"Situation" o "War"? La differenza è tutta qui: è una situazione o una guerra, quella in corso in Iraq?. Per la CIA, per bocca dell'operativo Roger Ferris, è una situazione, a senso unico: attentati suicidi, stragi di civili, stillicidio di poliziotti, sequestri; per chi sta dall'altra parte, la sorella della ragazza giordana di cui Ferris si è innamorato, viceversa è guerra: in Iraq e in Medio Oriente, tra America, "jews and crusaders", e Islam.
Dicotomia di vedute, prospettive agli antipodi, che un cinema di parte cerca di consegnare al pubblico senza troppa partigianeria: è il cinema Usa contemporaneo, che avrà perso la radicalità politica degli anni '70, ma di certo si è fatto più tempestivo.

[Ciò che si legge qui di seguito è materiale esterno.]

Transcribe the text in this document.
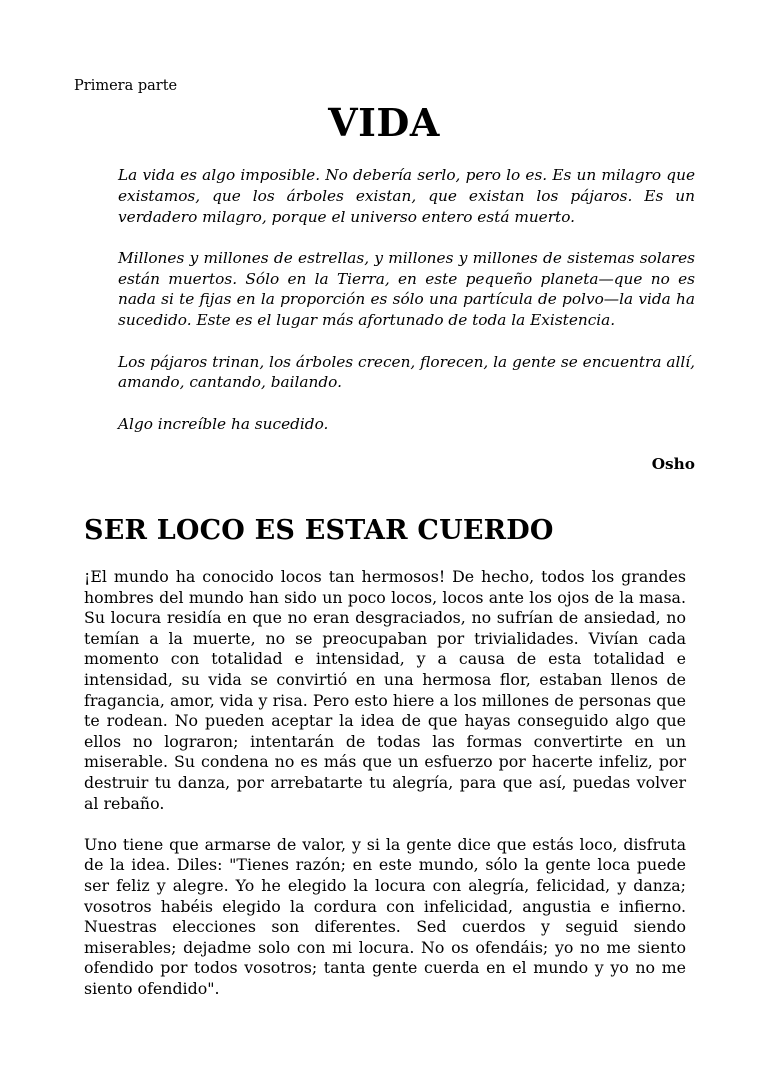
Primera parte
VIDA

La vida es algo imposible. No debería serlo, pero lo es. Es un milagro que existamos, que los árboles existan, que existan los pájaros. Es un verdadero milagro, porque el universo entero está muerto.

Millones y millones de estrellas, y millones y millones de sistemas solares están muertos. Sólo en la Tierra, en este pequeño planeta—que no es nada si te fijas en la proporción es sólo una partícula de polvo—la vida ha sucedido. Este es el lugar más afortunado de toda la Existencia.

Los pájaros trinan, los árboles crecen, florecen, la gente se encuentra allí, amando, cantando, bailando.

Algo increíble ha sucedido.

Osho
SER LOCO ES ESTAR CUERDO

¡El mundo ha conocido locos tan hermosos! De hecho, todos los grandes hombres del mundo han sido un poco locos, locos ante los ojos de la masa. Su locura residía en que no eran desgraciados, no sufrían de ansiedad, no temían a la muerte, no se preocupaban por trivialidades. Vivían cada momento con totalidad e intensidad, y a causa de esta totalidad e intensidad, su vida se convirtió en una hermosa flor, estaban llenos de fragancia, amor, vida y risa. Pero esto hiere a los millones de personas que te rodean. No pueden aceptar la idea de que hayas conseguido algo que ellos no lograron; intentarán de todas las formas convertirte en un miserable. Su condena no es más que un esfuerzo por hacerte infeliz, por destruir tu danza, por arrebatarte tu alegría, para que así, puedas volver al rebaño.

Uno tiene que armarse de valor, y si la gente dice que estás loco, disfruta de la idea. Diles: "Tienes razón; en este mundo, sólo la gente loca puede ser feliz y alegre. Yo he elegido la locura con alegría, felicidad, y danza; vosotros habéis elegido la cordura con infelicidad, angustia e infierno. Nuestras elecciones son diferentes. Sed cuerdos y seguid siendo miserables; dejadme solo con mi locura. No os ofendáis; yo no me siento ofendido por todos vosotros; tanta gente cuerda en el mundo y yo no me siento ofendido".
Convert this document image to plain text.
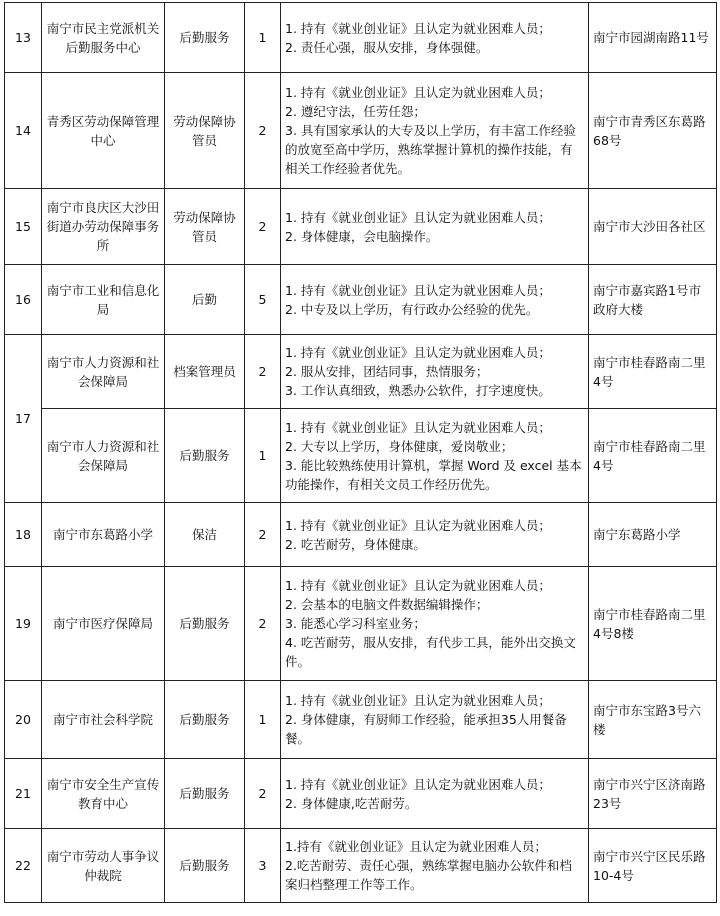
13	南宁市民主党派机关后勤服务中心	后勤服务	1	1. 持有《就业创业证》且认定为就业困难人员；
2. 责任心强，服从安排，身体强健。	南宁市园湖南路11号
14	青秀区劳动保障管理中心	劳动保障协管员	2	1. 持有《就业创业证》且认定为就业困难人员；
2. 遵纪守法，任劳任怨；
3. 具有国家承认的大专及以上学历，有丰富工作经验的放宽至高中学历，熟练掌握计算机的操作技能，有相关工作经验者优先。	南宁市青秀区东葛路68号
15	南宁市良庆区大沙田街道办劳动保障事务所	劳动保障协管员	2	1. 持有《就业创业证》且认定为就业困难人员；
2. 身体健康，会电脑操作。	南宁市大沙田各社区
16	南宁市工业和信息化局	后勤	5	1. 持有《就业创业证》且认定为就业困难人员；
2. 中专及以上学历，有行政办公经验的优先。	南宁市嘉宾路1号市政府大楼
17	南宁市人力资源和社会保障局	档案管理员	2	1. 持有《就业创业证》且认定为就业困难人员；
2. 服从安排，团结同事，热情服务；
3. 工作认真细致，熟悉办公软件，打字速度快。	南宁市桂春路南二里4号
	南宁市人力资源和社会保障局	后勤服务	1	1. 持有《就业创业证》且认定为就业困难人员；
2. 大专以上学历，身体健康，爱岗敬业；
3. 能比较熟练使用计算机，掌握 Word 及 excel 基本功能操作，有相关文员工作经历优先。	南宁市桂春路南二里4号
18	南宁市东葛路小学	保洁	2	1. 持有《就业创业证》且认定为就业困难人员；
2. 吃苦耐劳，身体健康。	南宁东葛路小学
19	南宁市医疗保障局	后勤服务	2	1. 持有《就业创业证》且认定为就业困难人员；
2. 会基本的电脑文件数据编辑操作；
3. 能悉心学习科室业务；
4. 吃苦耐劳，服从安排，有代步工具，能外出交换文件。	南宁市桂春路南二里4号8楼
20	南宁市社会科学院	后勤服务	1	1. 持有《就业创业证》且认定为就业困难人员；
2. 身体健康，有厨师工作经验，能承担35人用餐备餐。	南宁市东宝路3号六楼
21	南宁市安全生产宣传教育中心	后勤服务	2	1. 持有《就业创业证》且认定为就业困难人员；
2. 身体健康,吃苦耐劳。	南宁市兴宁区济南路23号
22	南宁市劳动人事争议仲裁院	后勤服务	3	1.持有《就业创业证》且认定为就业困难人员；
2.吃苦耐劳、责任心强，熟练掌握电脑办公软件和档案归档整理工作等工作。	南宁市兴宁区民乐路10-4号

Se il Vietnam rimase nel fuoricampo di Hollywood per lunghi anni, viceversa l'ombra delle torri dell'11 settembre e i conflitti correlati, dall'Afghanistan all'Iraq, si sono presto stampigliati sullo schermo, da World Trade Center e United 93, passando per Syriana e Jarhead, fino a Redacted e The Hurt Locker.
Davvero la "situazione" del Middle East oggi è embedded nel cinema stelle & strisce, che cerca di costruire un controcampo emozionale, star al seguito, alla prosaicità e laconicità delle breaking news televisive e della bassa definizione del web.
Alla nutrita - e qualitativamente eterogenea - compagine si unisce ora Sir Ridley Scott con Nessuna verità (Body of Lies), sceneggiato da William Monahan a partire dal romanzo del columnist del Washington Post David Ignatius (2007), in uscita con Warner Bros. venerdì 21 novembre. Protagonisti Leonardo Di Caprio, con la barbetta e le ferite dell'agente segreto Roger Ferris, operativo tra Giordania, Emirati, Siria e Iraq alla ricerca della mente di micidiali attentati in Europa, e il suo superiore, per lo più voce all'altro capo di una linea telefonica protetta: il veterano Ed Hoffman, ovvero Russell Crowe, invecchiato e imbolsito ad hoc per decidere dagli States, tra la pipì di un figlio e la partita di un altro, vita e morte degli informatori in loco, e dello stesso Ferris.
Sono loro a incarnare le sfaccettature della prospettiva Usa sul conflitto: sul campo, quella di Ferris, che si fa scrupoli morali, perde le dita, la faccia e quasi la testa, si innamora e si becca nel corpo i frammenti di ossa del suo attendente locale; l'asetticità di Langley, con la routine pragmatica di Hoffman, che ha poco del drôle de guerre, tranne l'ottusità. Umano, troppo umano l'uno, su cui pioverà una probabile candidatura all'Oscar, bolso e disilluso l'altro, con un minimo comune denominatore: la dissimulazione, tra doppi giochi, tranelli, mezze verità e piene menzogne, con un terzo vertice: il capo dei servizi giordani, interpretato da un fascinoso Mark Strong. E' lui a tracciare la terza via, giordano che collabora con il nemico-amico americano, a una condizione, ovviamente impossibile: la verità. Body of Lies ci consegna un ingombrante body of evidence: il corpo del reato americano.